Let's stop saying 'semantic web' (www.bobdc.com)

🤖 AI Summary
The author argues that “semantic web” is a misleading label for technology built around RDF, URIs and inferencing (OWL) because the original vision—a globally interconnected web of machine-readable RDF datasets—never materialized. While core pieces (HTTP, URLs, RDF, SPARQL endpoints) exist, public linked-data is sparse: a few standout SPARQL services like Wikidata and DBpedia power much of the community, but most organizations publish JSON APIs (rarely JSON‑LD) without persistent URIs or interlinked triples.
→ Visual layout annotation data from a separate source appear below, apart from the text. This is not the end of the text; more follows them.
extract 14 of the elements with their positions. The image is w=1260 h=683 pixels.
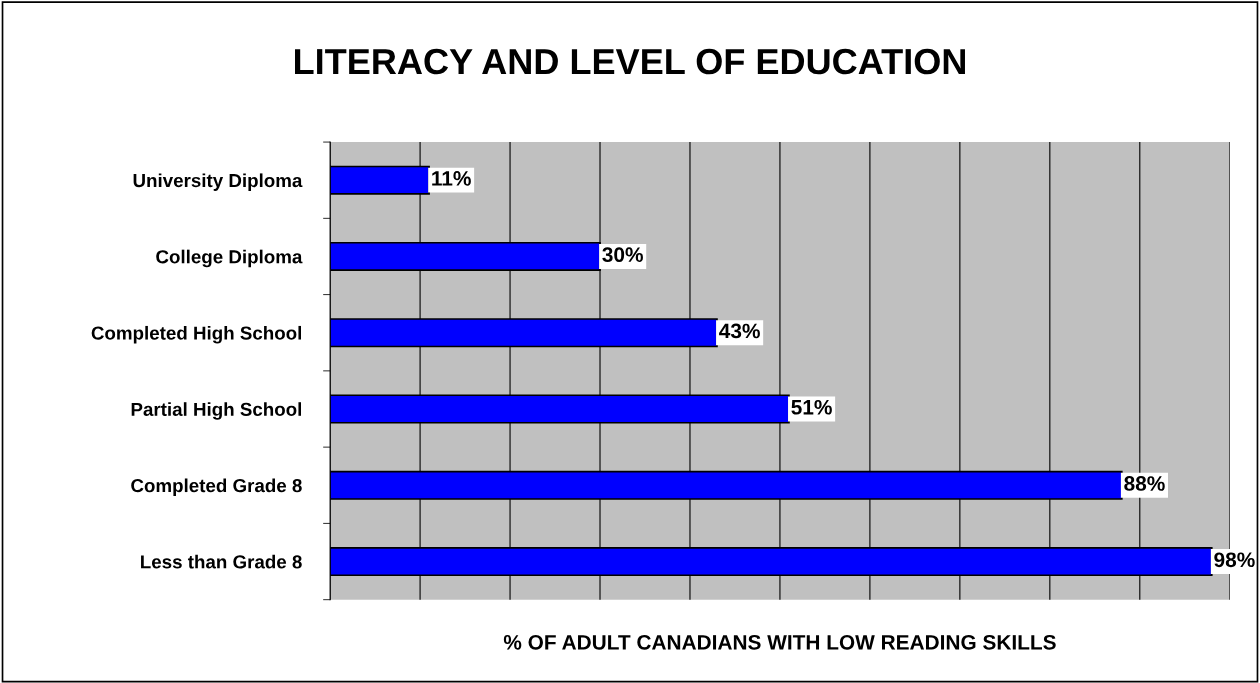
y-tick-label: Partial High School — [131, 402, 302, 420]
x-axis-title: % OF ADULT CANADIANS WITH LOW READING SKILLS — [503, 634, 1056, 650]
data-label: 11% — [432, 171, 471, 186]
y-tick-label: College Diploma — [156, 249, 303, 268]
data-label: 88% — [1124, 476, 1165, 491]
y-tick-label: University Diploma — [133, 173, 303, 191]
y-tick-label: Completed High School — [91, 325, 302, 344]
data-label: 43% — [719, 323, 760, 339]
chart-title: LITERACY AND LEVEL OF EDUCATION — [295, 48, 965, 75]
data-label: 30% — [602, 247, 643, 263]
y-tick-label: Less than Grade 8 — [141, 554, 302, 569]
data-label: 51% — [791, 399, 832, 415]
y-tick-label: Completed Grade 8 — [131, 478, 302, 496]
data-label: 98% — [1214, 552, 1255, 568]
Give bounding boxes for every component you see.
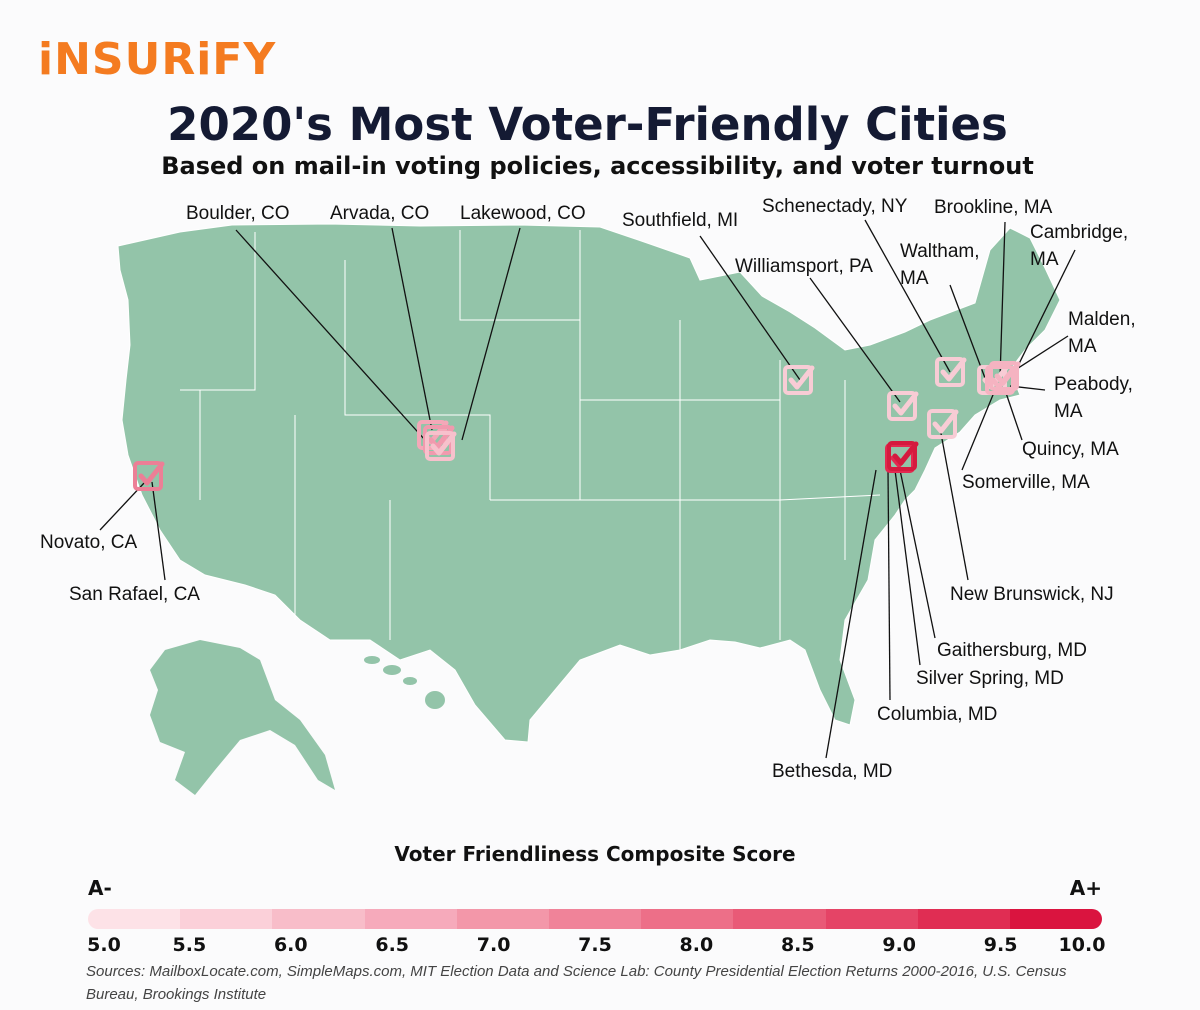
legend-tick-label: 7.0 <box>476 934 511 956</box>
page-subtitle: Based on mail-in voting policies, access… <box>161 152 1034 180</box>
legend-ticks: 5.0 5.5 6.0 6.5 7.0 7.5 8.0 8.5 9.0 9.5 10.0 <box>87 934 1105 958</box>
legend-tick-label: 10.0 <box>1058 934 1106 956</box>
label-silver-spring: Silver Spring, MD <box>916 668 1064 689</box>
label-waltham: Waltham, <box>900 241 980 262</box>
legend-swatch <box>548 909 642 929</box>
label-quincy: Quincy, MA <box>1022 439 1119 460</box>
label-novato: Novato, CA <box>40 532 137 553</box>
leader-lines <box>99 219 1076 759</box>
legend-swatch <box>272 909 365 929</box>
legend-tick-label: 8.5 <box>780 934 815 956</box>
legend-swatch <box>180 909 273 929</box>
label-malden-2: MA <box>1068 336 1097 357</box>
legend-tick-label: 9.5 <box>983 934 1018 956</box>
sources-note: Sources: MailboxLocate.com, SimpleMaps.c… <box>86 963 1067 1003</box>
legend-swatch <box>88 909 181 929</box>
label-arvada: Arvada, CO <box>330 203 429 224</box>
label-san-rafael: San Rafael, CA <box>69 584 200 605</box>
label-boulder: Boulder, CO <box>186 203 290 224</box>
legend-tick-label: 5.5 <box>172 934 207 956</box>
legend-swatch <box>641 909 734 929</box>
label-waltham-2: MA <box>900 268 929 289</box>
label-cambridge-2: MA <box>1030 249 1059 270</box>
label-malden: Malden, <box>1068 309 1136 330</box>
label-cambridge: Cambridge, <box>1030 222 1128 243</box>
alaska-shape <box>150 640 335 795</box>
label-schenectady: Schenectady, NY <box>762 196 908 217</box>
legend-swatch <box>364 909 457 929</box>
label-peabody-2: MA <box>1054 401 1083 422</box>
insurify-logo: iNSURiFY <box>38 34 277 85</box>
legend-swatch <box>917 909 1010 929</box>
label-somerville: Somerville, MA <box>962 472 1090 493</box>
legend-tick-label: 9.0 <box>882 934 917 956</box>
legend-tick-label: 6.5 <box>375 934 410 956</box>
city-labels: Boulder, CO Arvada, CO Lakewood, CO Sout… <box>40 196 1136 782</box>
legend-swatch <box>733 909 826 929</box>
label-columbia: Columbia, MD <box>877 704 997 725</box>
legend-tick-label: 8.0 <box>679 934 714 956</box>
legend-tick-label: 6.0 <box>273 934 308 956</box>
hawaii-shape <box>364 656 445 709</box>
label-bethesda: Bethesda, MD <box>772 761 892 782</box>
legend-swatch <box>825 909 918 929</box>
contiguous-us-shape <box>117 223 1061 743</box>
label-peabody: Peabody, <box>1054 374 1133 395</box>
legend-swatch <box>456 909 549 929</box>
label-williamsport: Williamsport, PA <box>735 256 873 277</box>
legend-tick-label: 7.5 <box>578 934 612 956</box>
page-title: 2020's Most Voter-Friendly Cities <box>167 98 1008 151</box>
label-southfield: Southfield, MI <box>622 210 738 231</box>
legend-high-label: A+ <box>1069 876 1102 900</box>
label-new-brunswick: New Brunswick, NJ <box>950 584 1114 605</box>
legend-low-label: A- <box>88 876 112 900</box>
legend-title: Voter Friendliness Composite Score <box>394 842 796 866</box>
legend-tick-label: 5.0 <box>87 934 121 956</box>
legend-swatch <box>1009 909 1102 929</box>
label-gaithersburg: Gaithersburg, MD <box>937 640 1087 661</box>
label-lakewood: Lakewood, CO <box>460 203 586 224</box>
state-borders <box>180 230 881 650</box>
legend-color-scale <box>88 909 1102 929</box>
label-brookline: Brookline, MA <box>934 197 1053 218</box>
Static RDF files and FOAF demos exist, and standards like SKOS and schema.org have helped interoperability, but the hoped-for public “semantic web” mesh did not emerge. That apparent failure was actually a successful pivot: RDF technologies and related tooling found real traction inside enterprises as internal knowledge graphs, triplestores, and SPARQL-backed data layers—what many now call “enterprise knowledge graphs” or “semantic enterprise standards.” For AI/ML this matters because knowledge graphs are increasingly paired with LLMs and vector embeddings to add structured context, provenance, and to reduce hallucination. In short, the tech succeeded but in different form: prefer talking about RDF technologies, linked data practices, and enterprise knowledge graphs rather than the romanticized global “semantic web.”